Dante draws the character of Minos (the son of Zeus and Europa) from Greek mythology. By placing pagan gods and monsters in an otherwise Christian model of the afterlife. This tendency reflects Dante’s attempt to show Christianity as a supreme moral order. By subsuming pagan gods into the Christian conception of Hell, he privileges Christian thought as the authoritative system
The punishment corresponds in grotesque aptness to the sins themselves. Thus, the Lustful, those who were obsessed with the stimulation of the flesh in life, now have their nerves unceasingly stimulated by the storm. Also, they are in the dark—the conditions in which acts of lust generally take place. Finally, because they failed to restrain the internal tempests of their emotions, external storms now bludgeon their bodies.
The moral structure of inferno gives us insight into the relative gravity of different sins in Dante's mind. Carnal sins are relatively unimportant, and lust (which is so closely linked with love, to which Dante is not immune) is viewed with a great deal of compassion.
In the second circle, the there are more women than men. In medieval Christian thought, lust was often closely associated with women. A priest who felt himself tempted by the flesh might commonly associate the object of his desire with the desire itself: if men are tempted, women are seductresses.

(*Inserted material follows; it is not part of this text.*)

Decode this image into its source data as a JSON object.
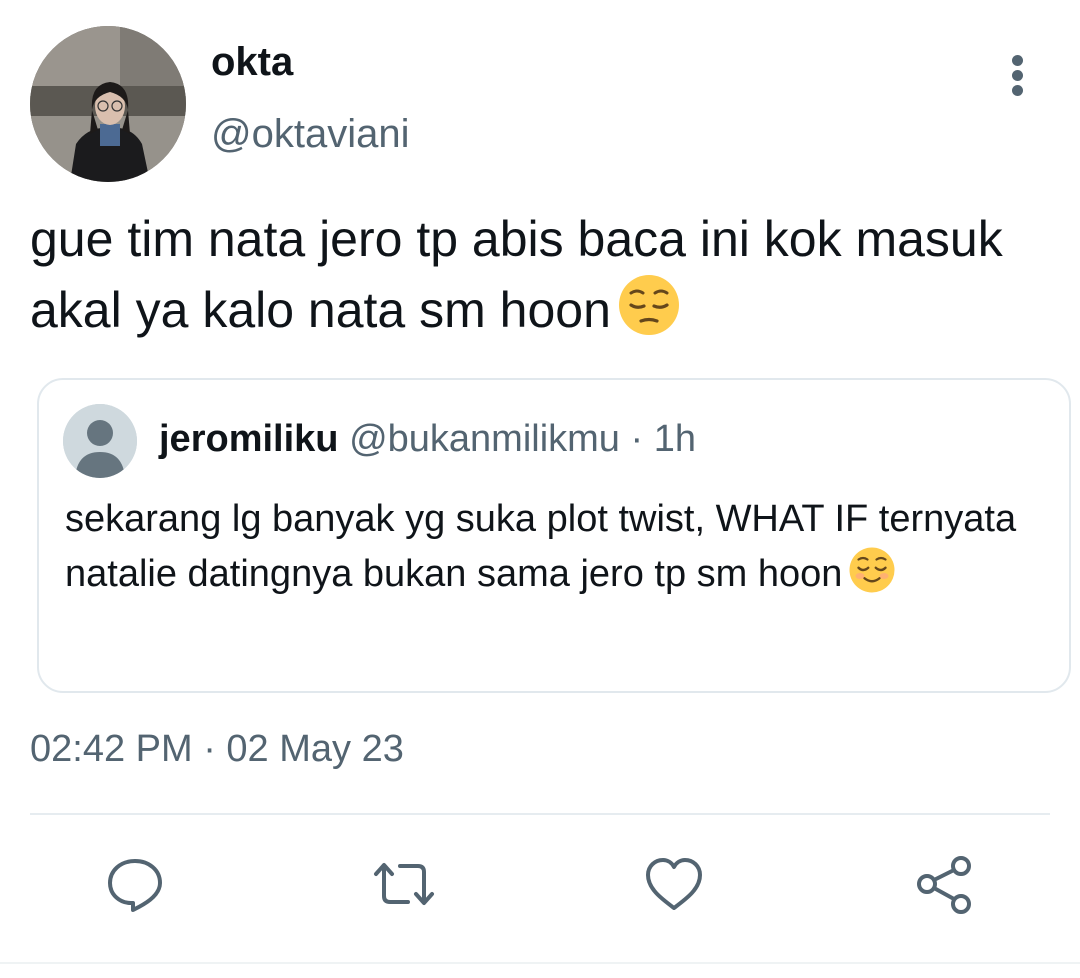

The historical identities of Francesca and her lover are well known. Francesca da Rimini was married around 1275 to Gianciotto Malatesta of Rimini for political reasons. She unfortunately fell in love with her husband's younger brother Paolo and he with her. When her husband discovered their adultery, probably in 1285, he killed them both. Dante was then around 20 years old, and must have been profoundly saddened by the tragic affair.

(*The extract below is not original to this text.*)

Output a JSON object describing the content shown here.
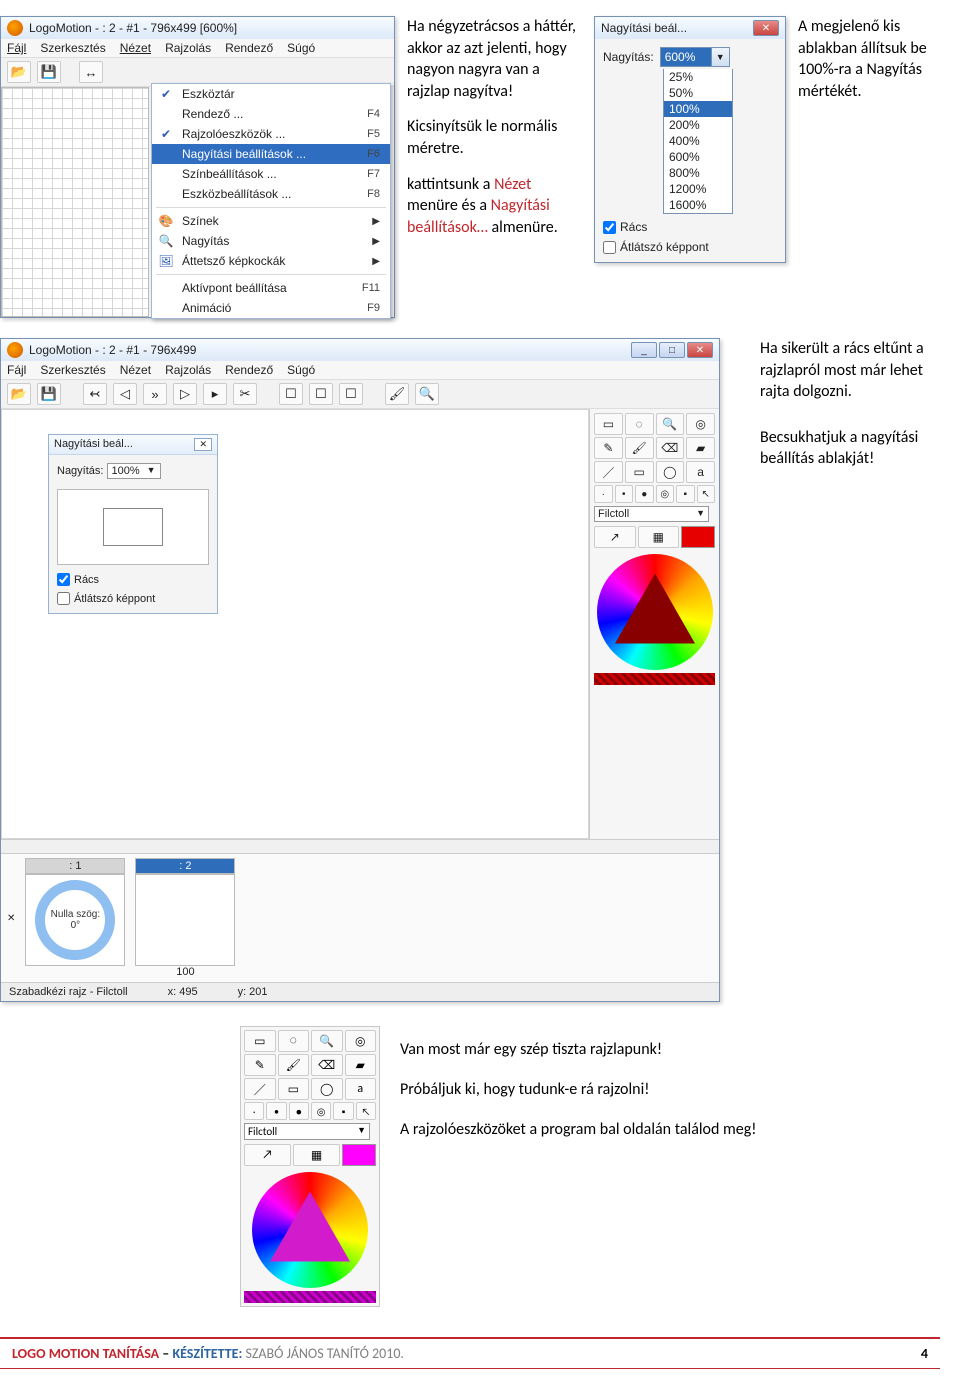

Dante was awed by the sight of Lucifer, a gigantic figure who dwarfed the giant Nimrod. He had three heads and bat-like wings they were the cause of the freezing wind. His six eyes wept and the tears mixed with the blood of the sinners he was grinding between his teeth: the three were Judas Iscariot, Brutus, and Cassius. Judas was in the front mouth, and was clawed as well as bitten.

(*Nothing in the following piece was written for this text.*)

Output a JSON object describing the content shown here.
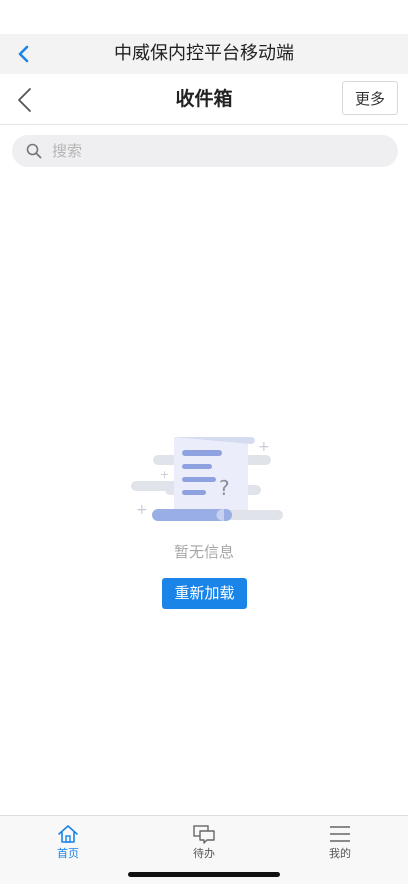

Virgil told Dante that night had come, and it was time to leave. He picked Dante up and climbed down Lucifer's body and made their way through a cavern. Dante saw the sky through an opening in the cavern, and finally they emerged to see the stars.
The four rings of the ninth circle are Caina (traitors to kin), Antenora (traitors to party), Ptolomea (traitors to guests), and Judecca (traitors to benefactors).
Lucifer's three faces make a perverted trinity, echoing the Father, the Son, and the Holy Ghost. Judas Iscariot was the apostle who betrayed Christ: in the legend, he identified Christ for his enemies by kissing him, for thirty pieces of silver. Marcus Junius Brutus and Gaius Cassius Longus assassinated Julius Caesar in 44 BC, and both committed suicide two years later.
Dante emerges when it is night, before dawn on Easter Sunday. In symbolic holy time, he has been "dead" for the time after the crucifixion and before Christ rose, and now he rises with Christ.